In the normal course of business, the company enters into various derivative financial instruments in order to manage exposures resulting from fluctuations in foreign currency exchange rates and interest rates. The primary classes of derivatives used by the company are forward exchange contracts, interest rate swap agreements, currency swap agreements and foreign currency purchased and written options as a normal part of its risk management efforts, which include those transactions designed as hedges but that do not qualify for hedge accounting under accounting principles generally accepted in the United States of America. Gains and losses on those derivative financial instruments qualified for hedge accounting are deferred and effectively offset gains and losses on the underlying hedged assets and liabilities by recognizing them in the same period. Other derivatives used for hedging purposes but not qualifying for hedge accounting under accounting principles generally accepted in the United States of America are marked to market.

The forward exchange contracts have been entered into as hedges against the adverse impact of fluctuations in foreign currency exchange rates on monetary assets and liabilities denominated in foreign currencies arising from the company's operations. The company had outstanding forward exchange contracts which, at March 31, 1996, mature through September 1996 to purchase the equivalent of Y131,337 million, principally U.S. Dollars, and to sell the equivalent of Y162,572 million, principally U.S. Dollars and German Marks, of various foreign currencies. At March 31, 1997, the company had outstanding forward exchange contracts which mature through September 1997 to purchase the equivalent of Y120,475 million ($971,573 thousand), principally U.S. Dollars, and to sell the equivalent of Y110,671 million ($892,508 thousand), principally U.S. Dollars and German Marks, of various foreign currencies.

The interest rate swap agreements are fully integrated with underlying debt obligations and designed to convert fixed rate debt into floating rate debt, or vice versa, and interest rate option agreements are also arranged so that exposures to losses resulting from fluctuations in interest rates are managed. The currency swap agreements and options are designed to limit exposures to losses resulting from fluctuations in foreign currency exchange rates. The aggregate notional principal amounts for interest rate swap agreements and currency swap agreements were Y281,261 million and Y305,286 million ($2,461,984 thousand) at March 31, 1996 and 1997, respectively.

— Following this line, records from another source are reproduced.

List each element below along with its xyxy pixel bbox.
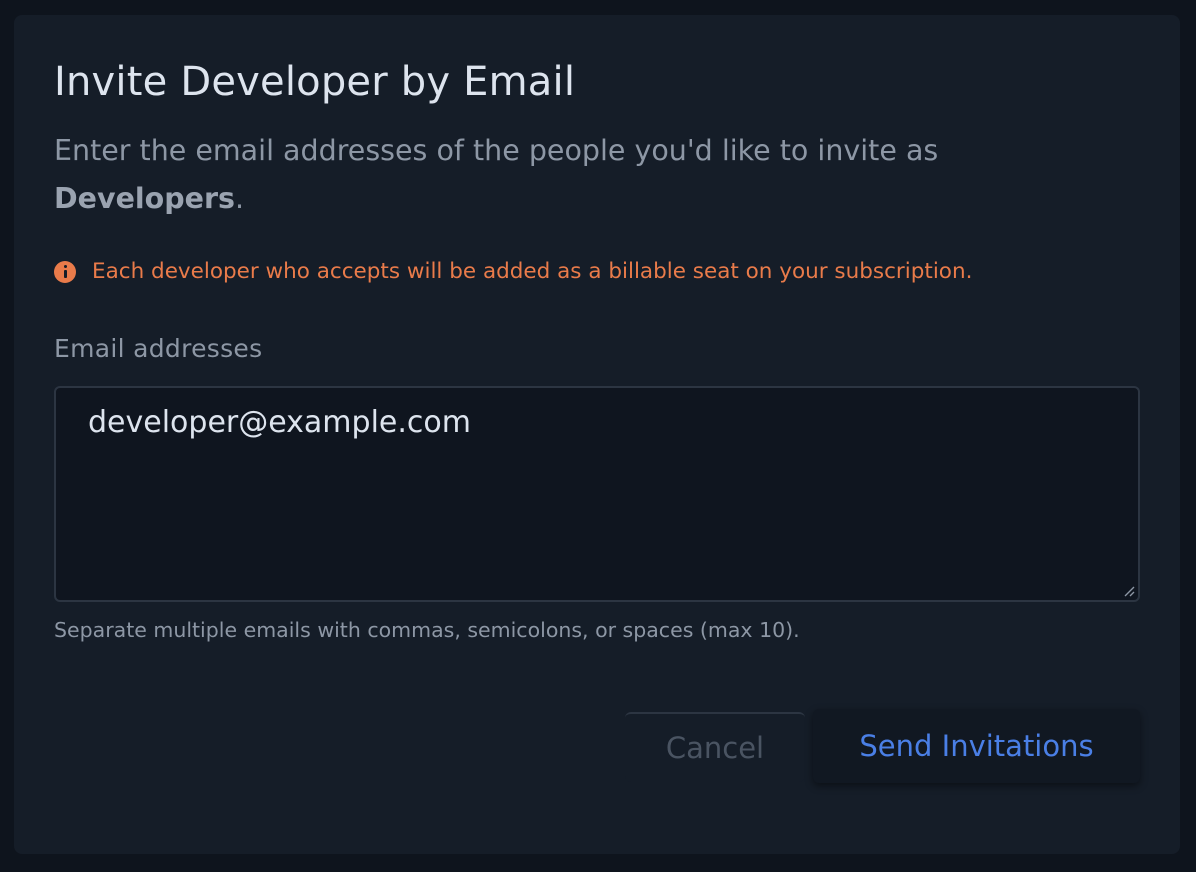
info-circle-icon (54, 261, 76, 283)
billing-warning: Each developer who accepts will be added… (54, 257, 972, 287)
description-role: Developers (54, 182, 235, 215)
resize-handle-icon[interactable] (1123, 585, 1135, 597)
billing-warning-text: Each developer who accepts will be added… (92, 259, 973, 284)
invite-developer-dialog: Invite Developer by Email Enter the emai… (14, 15, 1180, 854)
description-suffix: . (235, 182, 245, 215)
email-helper-text: Separate multiple emails with commas, se… (54, 618, 800, 642)
description-prefix: Enter the email addresses of the people … (54, 134, 939, 167)
send-invitations-button[interactable]: Send Invitations (813, 709, 1140, 783)
dialog-title: Invite Developer by Email (54, 59, 576, 105)
dialog-description: Enter the email addresses of the people … (54, 127, 1014, 223)
email-addresses-field-wrapper (54, 386, 1140, 602)
email-addresses-input[interactable] (56, 388, 1138, 600)
cancel-button[interactable]: Cancel (625, 712, 805, 782)
email-addresses-label: Email addresses (54, 334, 263, 363)
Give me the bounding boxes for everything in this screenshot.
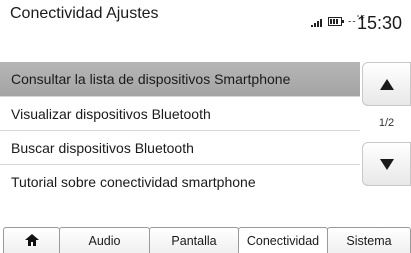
list-item-label: Visualizar dispositivos Bluetooth (11, 106, 211, 122)
scroll-up-button[interactable] (362, 62, 411, 106)
page-title: Conectividad Ajustes (10, 5, 159, 22)
home-icon (24, 234, 39, 246)
list-item-bluetooth-devices[interactable]: Visualizar dispositivos Bluetooth (0, 96, 360, 130)
temperature-value: -- (348, 16, 357, 28)
list-item-smartphone-devices[interactable]: Consultar la lista de dispositivos Smart… (0, 62, 360, 96)
list-item-label: Consultar la lista de dispositivos Smart… (11, 71, 291, 87)
list-item-tutorial[interactable]: Tutorial sobre conectividad smartphone (0, 164, 360, 198)
battery-icon (328, 17, 344, 27)
tab-label: Sistema (346, 233, 392, 248)
scroll-control: 1/2 (362, 62, 411, 198)
tab-label: Audio (88, 233, 121, 248)
triangle-up-icon (379, 78, 394, 90)
tab-conectividad[interactable]: Conectividad (238, 227, 328, 253)
tab-home[interactable] (3, 227, 60, 253)
settings-list: Consultar la lista de dispositivos Smart… (0, 62, 360, 198)
tab-audio[interactable]: Audio (59, 227, 150, 253)
bottom-tab-bar: Audio Pantalla Conectividad Sistema (3, 227, 411, 253)
triangle-down-icon (379, 158, 394, 170)
tab-sistema[interactable]: Sistema (327, 227, 411, 253)
clock: 15:30 (357, 13, 403, 33)
tab-pantalla[interactable]: Pantalla (149, 227, 239, 253)
page-indicator: 1/2 (378, 117, 395, 129)
tab-label: Conectividad (246, 233, 320, 248)
tab-label: Pantalla (171, 233, 217, 248)
list-item-label: Tutorial sobre conectividad smartphone (11, 174, 256, 190)
scroll-down-button[interactable] (362, 142, 411, 186)
signal-bars-icon (311, 18, 322, 28)
list-item-label: Buscar dispositivos Bluetooth (11, 140, 194, 156)
header-bar: Conectividad Ajustes --°F 15:30 (0, 0, 411, 38)
list-item-search-bluetooth[interactable]: Buscar dispositivos Bluetooth (0, 130, 360, 164)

These agreements mature through 2007. The differentials to be paid or received related to interest rate swap agreements are recognized in interest expense over the lives of the agreements. The notional principal amounts of purchased interest rate option contracts were Y24,903 million and Y29,587 million ($238,605 thousand) at March 31, 1996 and 1997, respectively. These agreements mature through 2007. The notional principal amounts of written interest rate option contracts at March 31, 1996 and 1997 were Y2,127 million and Y2,482 million ($20,016 thousand). These agreements mature through 1998.

The counterparties to the arrangements for derivative financial instruments are major financial institutions. As a normal business risk, the company is exposed to credit loss in the event of nonperformance by the counterparties, however, the company does not anticipate nonperformance by the counterparties to these agreements, and no material losses would be expected.